Science communication is key for sharing research discoveries to a wide audience. In this talk, we will present VIRUP, The Virtual Reality Universe Project, a brand new software developed at the Laboratory of Astrophysic of EPFL, that provides the most modern dynamical view of our Universe through one of the cutting-edge communication techniques : Virtual Reality (VR).
VIRUP allows users to travel through space and time, ranging from the artificial satellites orbiting the Earth to the outer confines of the Universe. Journeys in this VR environment help to understand the hierarchical organization of our universe at different scales as well as developing intuitions for astrophysical processes. In addition to standard VR systems like gamer headsets, VIRUP is compatible with specific immersion systems like 360-panorama, half-caves or 180-domes. VIRUP has also recently been used to create a twenty minute-long documentary named: Archaeology of Light.
Yves Revaz is a senior scientist at LASTRO/EPFL. After successful studies in physics at EPFL, he completed his PhD entitled: "Dynamics of external regions of spiral galaxies and constraints on the dark matter", at the Geneva Observatory in the galactic dynamics group of Prof. D. Pfenniger. He then moved to the Paris Observatory to work at the LERMA (Laboratory for Studies of Radiation and Matter in Astrophysics) with Prof. F. Combes on the understanding of cooling flows in galaxy clusters. He joined LASTRO at EPFL in 2007, where he developed a new TreePM/SPH chemo-dynamical code called GEAR as well as the pNbody python library, a parallelized toolbox designed to manipulate large N-body systems.
Relying on those tools, he studied the chemical evolution of galaxies. His current main research focuses on the evolution of dwarf spheroidal galaxies and their link with cosmology.
Beside his research Yves Revaz also led the development of VIRUP, an interactive virtual reality (VR) environment that lets anyone discover the cosmos through observed and simulated data. Between 2020 and 2021, he directed the realization of two films (in 2D, 3D, 180-3D and 360-3D) fully based on VIRUP. A short movie presenting the most complete 3D map of the Universe as observed by the eBOSS survey and a 21 minutes-long documentary entitled Archaeology of Light, where we chart out a journey throughout the various scales of the Universe.
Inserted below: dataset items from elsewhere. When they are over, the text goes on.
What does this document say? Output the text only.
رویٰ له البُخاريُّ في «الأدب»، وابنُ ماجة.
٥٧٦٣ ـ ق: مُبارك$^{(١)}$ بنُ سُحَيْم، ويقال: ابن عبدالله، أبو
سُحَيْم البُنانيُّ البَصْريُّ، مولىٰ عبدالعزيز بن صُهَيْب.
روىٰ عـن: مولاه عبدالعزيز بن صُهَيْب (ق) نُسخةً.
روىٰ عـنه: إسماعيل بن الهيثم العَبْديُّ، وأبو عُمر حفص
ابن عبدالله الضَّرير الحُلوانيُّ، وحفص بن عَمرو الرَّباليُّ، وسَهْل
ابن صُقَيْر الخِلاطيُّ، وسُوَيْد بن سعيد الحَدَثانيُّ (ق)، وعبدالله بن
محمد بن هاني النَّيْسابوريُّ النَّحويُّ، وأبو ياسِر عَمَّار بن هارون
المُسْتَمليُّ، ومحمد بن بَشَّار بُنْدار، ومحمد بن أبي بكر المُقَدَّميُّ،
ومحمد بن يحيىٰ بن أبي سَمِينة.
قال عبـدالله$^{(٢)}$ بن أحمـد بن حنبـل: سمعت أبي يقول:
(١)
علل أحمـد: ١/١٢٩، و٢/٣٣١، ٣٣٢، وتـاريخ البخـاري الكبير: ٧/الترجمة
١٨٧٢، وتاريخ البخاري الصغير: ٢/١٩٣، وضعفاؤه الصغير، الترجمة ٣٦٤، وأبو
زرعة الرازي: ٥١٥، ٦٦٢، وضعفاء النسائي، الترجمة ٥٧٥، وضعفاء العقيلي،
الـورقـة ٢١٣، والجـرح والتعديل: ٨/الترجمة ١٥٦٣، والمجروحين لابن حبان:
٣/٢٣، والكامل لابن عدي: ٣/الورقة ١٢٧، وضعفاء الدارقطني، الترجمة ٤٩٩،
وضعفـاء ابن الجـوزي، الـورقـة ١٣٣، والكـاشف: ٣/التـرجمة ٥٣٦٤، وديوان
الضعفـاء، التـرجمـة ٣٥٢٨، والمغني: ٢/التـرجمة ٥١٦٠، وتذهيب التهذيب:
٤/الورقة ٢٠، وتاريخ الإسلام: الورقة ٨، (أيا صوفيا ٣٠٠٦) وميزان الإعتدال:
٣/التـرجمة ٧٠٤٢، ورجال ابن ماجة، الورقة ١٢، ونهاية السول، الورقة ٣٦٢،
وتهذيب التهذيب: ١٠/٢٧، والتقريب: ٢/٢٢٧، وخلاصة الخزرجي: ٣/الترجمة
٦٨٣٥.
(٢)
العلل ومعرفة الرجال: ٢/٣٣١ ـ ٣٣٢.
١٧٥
Florian Cabot is a software engineer at SCITAS/EPFL. He studied computer science at the University of Geneva. His passion for astrophysics made him complete his Msc with a project on Virtual Reality exoplanetary data visualization at the Geneva Observatory in 2018. He met Yves Revaz at the Observatory with whom he started the VIRUP project. He developed this project from scratch, writing all the tools needed to do VR rendering and interaction with large amounts of data. He ported the project to different projection systems at the Experimental Museology lab, and directed and scripted the two movies made with VIRUP.
He moved this year to the SCITAS computing center to do scientific visualization both for the Square Kilometer Array project in collaboration with LASTRO and the EUROFusion consortium in collaboration with the Swiss Plasma Center.